Indran Amirthanayagam, March 31, 2004
Jazz Festival, Monterrey

Sunday, January 3, 2010

Resoluciones, 2010

Resoluciones, 2010


1) Que mi hija siga adquiriendo nuevo vocabulario, sea más segura de si misma y que siempre sea feliz.

2) Que mi hijo establezca más amistades, deje de pasar horas revisando vídeos y vuelva a componer poemas y que siempre sea feliz.

3) Que yo encuentre editoriales para mis libros inéditos en castellano y en inglés, ¡que sean reseñados!

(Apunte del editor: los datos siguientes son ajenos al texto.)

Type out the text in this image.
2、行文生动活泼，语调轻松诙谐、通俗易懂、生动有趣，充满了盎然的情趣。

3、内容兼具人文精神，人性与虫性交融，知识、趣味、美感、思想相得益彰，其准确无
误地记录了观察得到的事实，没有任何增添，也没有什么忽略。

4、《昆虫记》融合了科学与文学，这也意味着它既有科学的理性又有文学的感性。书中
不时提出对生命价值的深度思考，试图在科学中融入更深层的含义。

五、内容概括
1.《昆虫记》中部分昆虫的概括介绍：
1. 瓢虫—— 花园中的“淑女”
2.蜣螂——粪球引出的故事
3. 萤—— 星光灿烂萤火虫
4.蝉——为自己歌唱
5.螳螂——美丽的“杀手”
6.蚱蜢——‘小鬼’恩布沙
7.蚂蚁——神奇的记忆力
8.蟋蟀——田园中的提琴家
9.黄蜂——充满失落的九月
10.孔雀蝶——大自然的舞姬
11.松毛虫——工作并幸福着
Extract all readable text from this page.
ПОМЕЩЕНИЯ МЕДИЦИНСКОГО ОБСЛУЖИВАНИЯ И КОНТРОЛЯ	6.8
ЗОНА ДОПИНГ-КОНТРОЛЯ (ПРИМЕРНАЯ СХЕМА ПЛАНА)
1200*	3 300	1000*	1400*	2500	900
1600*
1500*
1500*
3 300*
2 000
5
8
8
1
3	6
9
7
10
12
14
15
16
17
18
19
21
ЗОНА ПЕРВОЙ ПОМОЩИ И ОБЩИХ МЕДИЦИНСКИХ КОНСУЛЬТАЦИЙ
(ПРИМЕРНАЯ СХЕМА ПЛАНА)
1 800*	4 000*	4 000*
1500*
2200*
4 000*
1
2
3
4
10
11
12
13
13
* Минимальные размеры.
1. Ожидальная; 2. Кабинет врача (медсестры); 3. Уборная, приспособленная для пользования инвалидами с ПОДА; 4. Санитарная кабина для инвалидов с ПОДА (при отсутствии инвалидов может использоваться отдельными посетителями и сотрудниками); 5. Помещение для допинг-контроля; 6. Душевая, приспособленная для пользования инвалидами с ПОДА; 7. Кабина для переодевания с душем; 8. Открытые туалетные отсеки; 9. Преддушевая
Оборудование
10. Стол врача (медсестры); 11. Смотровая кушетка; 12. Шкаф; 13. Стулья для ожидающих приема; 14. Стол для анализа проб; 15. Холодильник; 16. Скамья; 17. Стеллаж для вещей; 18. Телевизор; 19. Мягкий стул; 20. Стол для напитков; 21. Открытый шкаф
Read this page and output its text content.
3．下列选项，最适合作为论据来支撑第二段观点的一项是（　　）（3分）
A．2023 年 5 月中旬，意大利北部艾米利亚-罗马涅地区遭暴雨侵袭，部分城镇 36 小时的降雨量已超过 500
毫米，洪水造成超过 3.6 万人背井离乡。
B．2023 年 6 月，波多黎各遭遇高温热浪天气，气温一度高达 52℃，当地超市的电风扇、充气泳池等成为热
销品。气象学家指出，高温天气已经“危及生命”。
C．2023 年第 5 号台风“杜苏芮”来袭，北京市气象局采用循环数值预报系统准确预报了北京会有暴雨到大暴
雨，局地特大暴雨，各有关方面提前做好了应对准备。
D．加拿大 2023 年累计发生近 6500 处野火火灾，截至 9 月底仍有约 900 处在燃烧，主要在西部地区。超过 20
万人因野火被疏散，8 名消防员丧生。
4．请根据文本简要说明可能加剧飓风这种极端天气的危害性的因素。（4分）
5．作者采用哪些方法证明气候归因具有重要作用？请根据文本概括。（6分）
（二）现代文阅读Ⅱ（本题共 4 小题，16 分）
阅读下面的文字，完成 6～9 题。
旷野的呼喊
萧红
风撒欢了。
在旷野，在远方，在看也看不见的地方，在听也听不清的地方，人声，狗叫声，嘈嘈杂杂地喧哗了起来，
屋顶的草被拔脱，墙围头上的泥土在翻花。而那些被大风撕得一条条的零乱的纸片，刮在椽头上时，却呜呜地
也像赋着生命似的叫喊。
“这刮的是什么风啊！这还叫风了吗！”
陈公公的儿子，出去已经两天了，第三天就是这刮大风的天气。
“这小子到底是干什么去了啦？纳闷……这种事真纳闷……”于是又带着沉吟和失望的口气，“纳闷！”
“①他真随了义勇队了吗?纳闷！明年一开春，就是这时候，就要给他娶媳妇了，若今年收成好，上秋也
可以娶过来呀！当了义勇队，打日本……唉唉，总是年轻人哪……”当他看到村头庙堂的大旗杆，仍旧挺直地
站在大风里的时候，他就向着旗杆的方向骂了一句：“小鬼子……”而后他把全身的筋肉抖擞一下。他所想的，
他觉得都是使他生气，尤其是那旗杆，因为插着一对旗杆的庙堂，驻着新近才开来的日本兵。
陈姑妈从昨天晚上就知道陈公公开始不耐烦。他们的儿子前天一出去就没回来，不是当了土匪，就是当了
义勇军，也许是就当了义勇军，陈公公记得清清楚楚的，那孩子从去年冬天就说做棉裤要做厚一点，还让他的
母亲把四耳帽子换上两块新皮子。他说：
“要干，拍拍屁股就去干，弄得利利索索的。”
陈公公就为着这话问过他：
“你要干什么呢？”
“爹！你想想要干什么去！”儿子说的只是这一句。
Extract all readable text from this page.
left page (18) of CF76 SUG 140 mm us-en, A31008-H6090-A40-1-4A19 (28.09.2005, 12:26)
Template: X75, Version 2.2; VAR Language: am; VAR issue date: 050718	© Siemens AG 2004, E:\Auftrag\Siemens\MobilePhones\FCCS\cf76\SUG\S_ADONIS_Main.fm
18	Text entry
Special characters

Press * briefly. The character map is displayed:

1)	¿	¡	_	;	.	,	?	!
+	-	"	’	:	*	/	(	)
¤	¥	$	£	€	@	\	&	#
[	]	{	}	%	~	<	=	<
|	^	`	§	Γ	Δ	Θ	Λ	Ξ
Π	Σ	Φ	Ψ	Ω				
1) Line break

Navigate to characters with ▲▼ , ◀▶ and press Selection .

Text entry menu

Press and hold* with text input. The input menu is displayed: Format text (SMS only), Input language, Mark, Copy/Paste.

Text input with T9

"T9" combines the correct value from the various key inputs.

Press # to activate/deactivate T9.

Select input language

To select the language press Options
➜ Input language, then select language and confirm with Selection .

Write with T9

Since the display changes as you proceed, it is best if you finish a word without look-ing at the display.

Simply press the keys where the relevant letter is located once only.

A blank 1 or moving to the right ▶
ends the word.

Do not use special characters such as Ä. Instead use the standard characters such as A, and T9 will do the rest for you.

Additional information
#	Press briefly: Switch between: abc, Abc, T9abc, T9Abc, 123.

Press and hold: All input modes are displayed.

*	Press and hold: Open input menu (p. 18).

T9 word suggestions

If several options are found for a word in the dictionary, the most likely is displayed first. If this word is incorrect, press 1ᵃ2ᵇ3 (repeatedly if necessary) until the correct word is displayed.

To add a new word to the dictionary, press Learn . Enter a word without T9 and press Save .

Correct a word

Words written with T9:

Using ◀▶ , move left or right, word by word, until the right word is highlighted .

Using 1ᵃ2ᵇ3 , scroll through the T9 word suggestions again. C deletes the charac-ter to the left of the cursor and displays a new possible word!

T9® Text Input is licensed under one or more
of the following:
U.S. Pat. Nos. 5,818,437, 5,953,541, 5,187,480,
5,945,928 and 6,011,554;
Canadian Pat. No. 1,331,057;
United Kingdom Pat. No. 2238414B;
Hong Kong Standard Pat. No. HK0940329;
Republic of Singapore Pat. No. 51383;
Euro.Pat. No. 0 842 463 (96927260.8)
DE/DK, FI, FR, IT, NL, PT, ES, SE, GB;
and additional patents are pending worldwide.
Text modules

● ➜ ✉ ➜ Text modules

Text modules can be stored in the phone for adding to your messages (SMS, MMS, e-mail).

4) Que adopte una nueva manera de expresar las emociones e ideas que circulan en mi cerebro, que no sea solamente en el poema.

5) Que pueda amar tranquilamente, sin miedo ante los miedos de la bien-amada.

6) Que el mundo haga caso a las Cassandras para que podamos construir un mundo sostenible.

7) Que no olvidemos que estamos de paso, hay otros seres que necesitan alimentarse al lado nuestro.

8) Que nos reunamos en un café con tazas de hierbas antioxidantes para que nos sanen.

9) Que nos bendiga el amor del viento y el sabor a sal, al caminar por el Malecón

10) Que todos los carteros del sur y del norte repartan la felicidad que siento al escribirte.